Dialog ini menghadirkan narasumber kunci seperti Disya Halid dari Paralegal Perempuan Mahardhika Samarinda, Kasmawati dari Lembaga Bantuan Hukum (LBH) APIK Kalimantan Timur (Kaltim), Dardanella Yama Sartika dari Dinas Pemberdayaan Perempuan dan Perlindungan Anak (DP2PA) Samarinda, serta Jainah, Jaksa Pengacara Negara dari Kejaksaan Tinggi (Kejati) Kaltim. Peserta yang hadir terdiri dari mahasiswa, aktivis, organisasi masyarakat sipil, dan jurnalis.

Didukung oleh Global Affairs Canada melalui program Local Development Initiative (LDI), dialog ini bertujuan untuk mengevaluasi implementasi UU TPKS.

“Apa yang dilakukan oleh Perempuan Mahardhika ini sangat krusial dalam mendorong kesetaraan gender, sebuah isu yang didukung aktif oleh pemerintah Kanada,” tutur Putri Kusumaningdyah, Project Coordinator GAC.

Disya Halid memulai diskusi dengan mengungkapkan berbagai tantangan di lapangan.

“Korban perempuan muda sering kali mengalami Kekerasan Dalam Pacaran (KDP) yang meliputi kekerasan fisik, psikis, dan seksual. Namun, banyak yang enggan melapor karena stigma negatif dari masyarakat,” ujarnya.

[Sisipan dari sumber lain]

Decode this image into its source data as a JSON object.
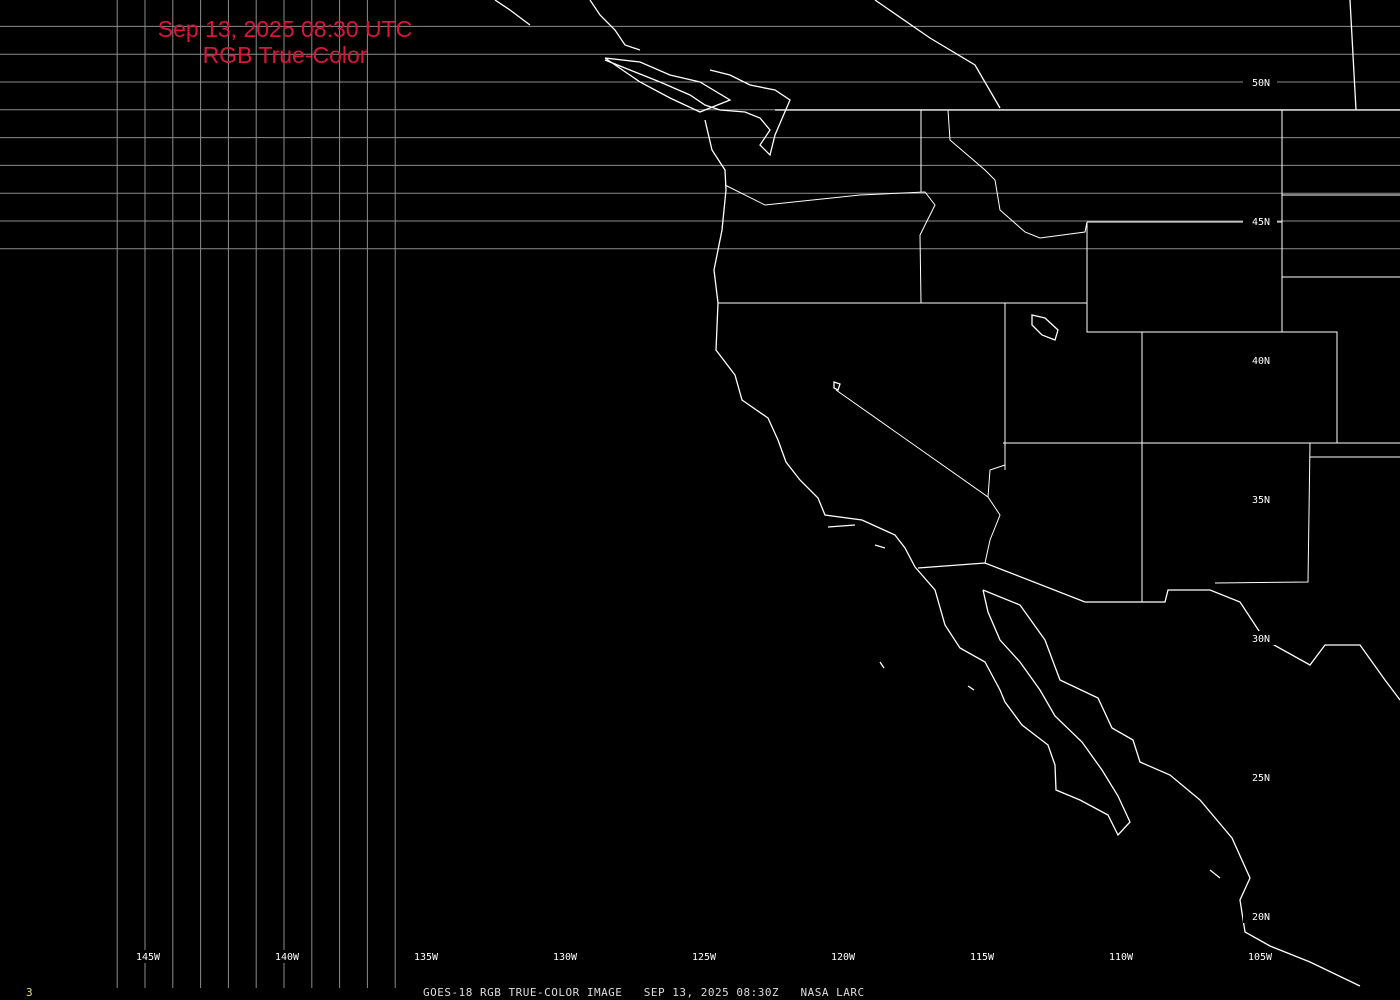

Disya menambahkan, masyarakat seringkali tidak menganggap serius kekerasan dalam hubungan pacaran, menganggapnya sebagai masalah pribadi.

Kasmawati dari LBH APIK Kaltim menggarisbawahi pentingnya pendamping yang sebaya.

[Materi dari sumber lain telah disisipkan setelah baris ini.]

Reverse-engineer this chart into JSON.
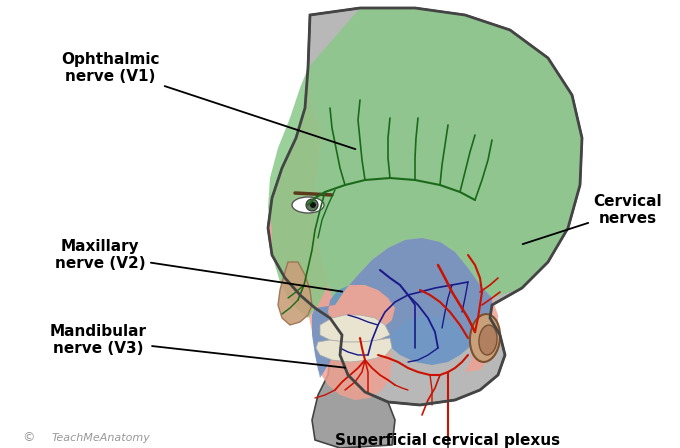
{
  "background_color": "#ffffff",
  "labels": {
    "ophthalmic": "Ophthalmic\nnerve (V1)",
    "maxillary": "Maxillary\nnerve (V2)",
    "mandibular": "Mandibular\nnerve (V3)",
    "cervical": "Cervical\nnerves",
    "superficial": "Superficial cervical plexus",
    "watermark": "TeachMeAnatomy"
  },
  "colors": {
    "green_region": "#88c888",
    "blue_region": "#6090c8",
    "pink_region": "#f0a090",
    "gray_head": "#b8b8b8",
    "gray_neck": "#a0a0a0",
    "nerve_green": "#1a6a1a",
    "nerve_blue": "#1a1a8a",
    "nerve_red": "#cc1100",
    "outline": "#444444",
    "skin": "#d4a882",
    "teeth": "#e8e4d0"
  }
}
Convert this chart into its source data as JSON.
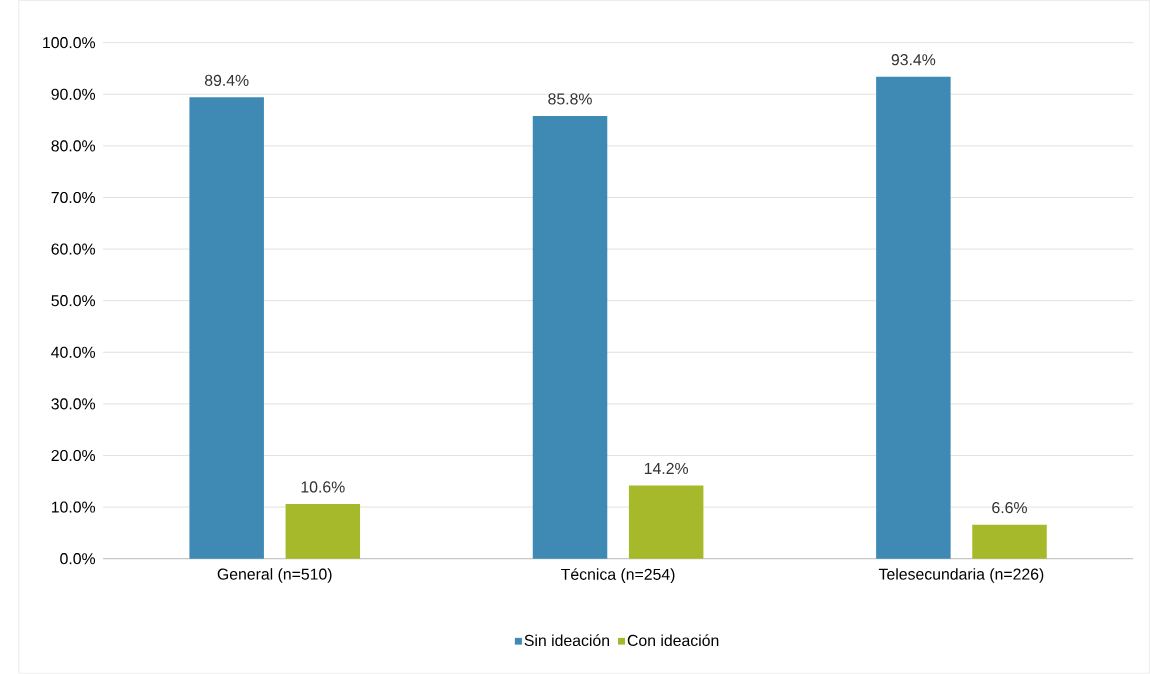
{
  "chart_data": {
    "type": "bar",
    "categories": [
      "General (n=510)",
      "Técnica (n=254)",
      "Telesecundaria (n=226)"
    ],
    "series": [
      {
        "name": "Sin ideación",
        "color": "#3e8ab4",
        "values": [
          89.4,
          85.8,
          93.4
        ],
        "value_labels": [
          "89.4%",
          "85.8%",
          "93.4%"
        ]
      },
      {
        "name": "Con ideación",
        "color": "#a6b92a",
        "values": [
          10.6,
          14.2,
          6.6
        ],
        "value_labels": [
          "10.6%",
          "14.2%",
          "6.6%"
        ]
      }
    ],
    "ylim": [
      0,
      100
    ],
    "yticks": [
      {
        "value": 0,
        "label": "0.0%"
      },
      {
        "value": 10,
        "label": "10.0%"
      },
      {
        "value": 20,
        "label": "20.0%"
      },
      {
        "value": 30,
        "label": "30.0%"
      },
      {
        "value": 40,
        "label": "40.0%"
      },
      {
        "value": 50,
        "label": "50.0%"
      },
      {
        "value": 60,
        "label": "60.0%"
      },
      {
        "value": 70,
        "label": "70.0%"
      },
      {
        "value": 80,
        "label": "80.0%"
      },
      {
        "value": 90,
        "label": "90.0%"
      },
      {
        "value": 100,
        "label": "100.0%"
      }
    ],
    "grid": "y",
    "legend": "bottom"
  }
}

“Korban perempuan muda lebih nyaman dan percaya untuk berbicara dengan pendamping yang usianya sebaya,” katanya. Ini menunjukkan pentingnya pendekatan yang sensitif dan tepat sasaran dalam mendampingi korban.

Dardanella dari DP2PA menyambut baik dialog ini dan menyatakan pentingnya masukan dari masyarakat.

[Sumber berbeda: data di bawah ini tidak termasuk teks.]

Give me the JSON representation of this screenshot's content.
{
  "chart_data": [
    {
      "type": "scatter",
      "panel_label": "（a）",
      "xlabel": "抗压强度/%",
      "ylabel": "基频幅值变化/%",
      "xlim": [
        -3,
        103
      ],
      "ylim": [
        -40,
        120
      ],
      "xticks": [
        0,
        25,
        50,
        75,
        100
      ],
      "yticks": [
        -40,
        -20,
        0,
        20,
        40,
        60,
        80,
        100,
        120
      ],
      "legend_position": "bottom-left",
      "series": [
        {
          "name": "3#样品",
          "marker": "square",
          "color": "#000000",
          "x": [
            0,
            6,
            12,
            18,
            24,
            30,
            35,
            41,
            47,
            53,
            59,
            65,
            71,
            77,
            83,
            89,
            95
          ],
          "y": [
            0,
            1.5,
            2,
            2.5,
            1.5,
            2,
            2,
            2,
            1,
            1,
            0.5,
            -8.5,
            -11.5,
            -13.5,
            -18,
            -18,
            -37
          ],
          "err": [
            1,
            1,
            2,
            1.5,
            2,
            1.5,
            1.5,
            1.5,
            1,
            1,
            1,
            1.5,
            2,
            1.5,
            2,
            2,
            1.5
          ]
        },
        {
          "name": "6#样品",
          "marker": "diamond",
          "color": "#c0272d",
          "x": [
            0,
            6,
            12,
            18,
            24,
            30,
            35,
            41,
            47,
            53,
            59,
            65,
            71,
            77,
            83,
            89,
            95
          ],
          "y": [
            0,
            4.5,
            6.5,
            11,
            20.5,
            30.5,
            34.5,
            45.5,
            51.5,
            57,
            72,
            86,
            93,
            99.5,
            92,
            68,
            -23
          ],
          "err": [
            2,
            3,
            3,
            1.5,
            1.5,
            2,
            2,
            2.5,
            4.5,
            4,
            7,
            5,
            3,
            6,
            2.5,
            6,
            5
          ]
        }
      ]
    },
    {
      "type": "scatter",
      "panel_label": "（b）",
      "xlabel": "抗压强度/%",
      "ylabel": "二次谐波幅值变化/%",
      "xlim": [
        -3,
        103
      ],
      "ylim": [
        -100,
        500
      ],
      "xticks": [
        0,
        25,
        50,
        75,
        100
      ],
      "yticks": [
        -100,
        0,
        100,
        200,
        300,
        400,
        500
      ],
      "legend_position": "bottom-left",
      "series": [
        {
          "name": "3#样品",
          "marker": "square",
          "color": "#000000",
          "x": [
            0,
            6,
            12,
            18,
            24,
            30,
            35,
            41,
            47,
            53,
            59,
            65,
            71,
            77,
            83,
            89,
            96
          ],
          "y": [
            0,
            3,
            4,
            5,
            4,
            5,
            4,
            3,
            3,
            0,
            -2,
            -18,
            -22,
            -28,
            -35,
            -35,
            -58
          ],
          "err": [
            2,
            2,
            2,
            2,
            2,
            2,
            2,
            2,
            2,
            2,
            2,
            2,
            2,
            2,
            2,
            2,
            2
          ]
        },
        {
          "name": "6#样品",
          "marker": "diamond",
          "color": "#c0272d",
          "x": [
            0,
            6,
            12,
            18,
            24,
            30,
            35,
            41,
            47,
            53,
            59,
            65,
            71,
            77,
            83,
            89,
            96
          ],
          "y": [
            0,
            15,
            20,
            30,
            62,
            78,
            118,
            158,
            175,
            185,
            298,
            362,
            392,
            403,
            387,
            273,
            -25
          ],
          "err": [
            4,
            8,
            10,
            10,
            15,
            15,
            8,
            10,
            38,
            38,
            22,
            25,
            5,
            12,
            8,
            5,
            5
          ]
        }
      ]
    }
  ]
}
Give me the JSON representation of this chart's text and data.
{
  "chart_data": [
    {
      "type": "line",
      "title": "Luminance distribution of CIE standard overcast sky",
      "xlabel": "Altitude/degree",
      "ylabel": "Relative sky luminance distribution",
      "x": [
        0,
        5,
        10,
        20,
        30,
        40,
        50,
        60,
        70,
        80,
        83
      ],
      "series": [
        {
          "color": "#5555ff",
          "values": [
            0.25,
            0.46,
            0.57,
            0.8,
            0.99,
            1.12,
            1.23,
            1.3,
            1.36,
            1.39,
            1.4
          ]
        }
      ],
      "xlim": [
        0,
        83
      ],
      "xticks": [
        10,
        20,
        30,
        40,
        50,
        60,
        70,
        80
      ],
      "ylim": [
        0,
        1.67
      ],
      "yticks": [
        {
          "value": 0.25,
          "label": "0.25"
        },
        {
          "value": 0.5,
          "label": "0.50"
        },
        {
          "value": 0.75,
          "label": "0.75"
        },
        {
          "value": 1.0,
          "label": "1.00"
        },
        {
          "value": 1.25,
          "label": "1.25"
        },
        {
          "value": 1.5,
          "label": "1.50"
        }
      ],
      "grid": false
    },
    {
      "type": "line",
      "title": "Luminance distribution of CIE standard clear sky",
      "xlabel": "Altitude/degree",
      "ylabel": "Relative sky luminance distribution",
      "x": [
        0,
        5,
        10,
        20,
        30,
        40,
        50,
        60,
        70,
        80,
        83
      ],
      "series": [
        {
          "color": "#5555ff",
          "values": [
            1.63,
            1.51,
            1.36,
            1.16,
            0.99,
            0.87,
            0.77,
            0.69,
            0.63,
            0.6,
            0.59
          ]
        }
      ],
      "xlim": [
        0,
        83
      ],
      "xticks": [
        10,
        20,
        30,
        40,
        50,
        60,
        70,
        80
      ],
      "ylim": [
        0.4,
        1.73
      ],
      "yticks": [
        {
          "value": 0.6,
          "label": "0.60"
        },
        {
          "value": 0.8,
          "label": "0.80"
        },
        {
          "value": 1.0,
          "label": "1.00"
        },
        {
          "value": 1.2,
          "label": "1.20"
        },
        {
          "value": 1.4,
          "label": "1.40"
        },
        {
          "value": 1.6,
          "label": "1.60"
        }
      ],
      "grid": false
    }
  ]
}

“Masukan dari forum ini sangat berharga bagi kami untuk memperbaiki implementasi UU TPKS,” ujarnya.

Jainah dari Kejati Kaltim menambahkan, salah satu kendala utama adalah belum lengkapnya peraturan turunan dari UU TPKS.

“Dari tujuh regulasi turunan yang dibutuhkan, baru dua yang selesai. Ini menjadi hambatan bagi aparat penegak hukum dalam menerapkan UU ini secara maksimal,” jelasnya.

Selain itu, Jainah juga menekankan pentingnya sinergi antara aparat penegak hukum dan kepolisian.

“Jika kepolisian tidak menggunakan UU TPKS sebagai dasar pelaporan, kami tidak bisa memproses kasus kekerasan seksual di pengadilan,” tegasnya.

Dialog ini menghasilkan sejumlah rekomendasi untuk meningkatkan implementasi UU TPKS. Ketua Umum Perempuan Mahardhika, Mutiara Ika Pratiwi, menekankan bahwa laporan kekerasan seksual harus diperlakukan berbeda dengan tindak pidana umum.

“Penanganan kasus kekerasan seksual harus mengutamakan perspektif korban,” katanya.

Komitmen dari DP2PA dan Kejati Kaltim untuk memperbaiki layanan dan meningkatkan penerapan UU TPKS diharapkan dapat membawa perubahan positif. Dialog ini menjadi langkah awal yang penting menuju sinergi yang lebih baik antara masyarakat sipil dan pemerintah dalam menegakkan keadilan bagi korban kekerasan seksual.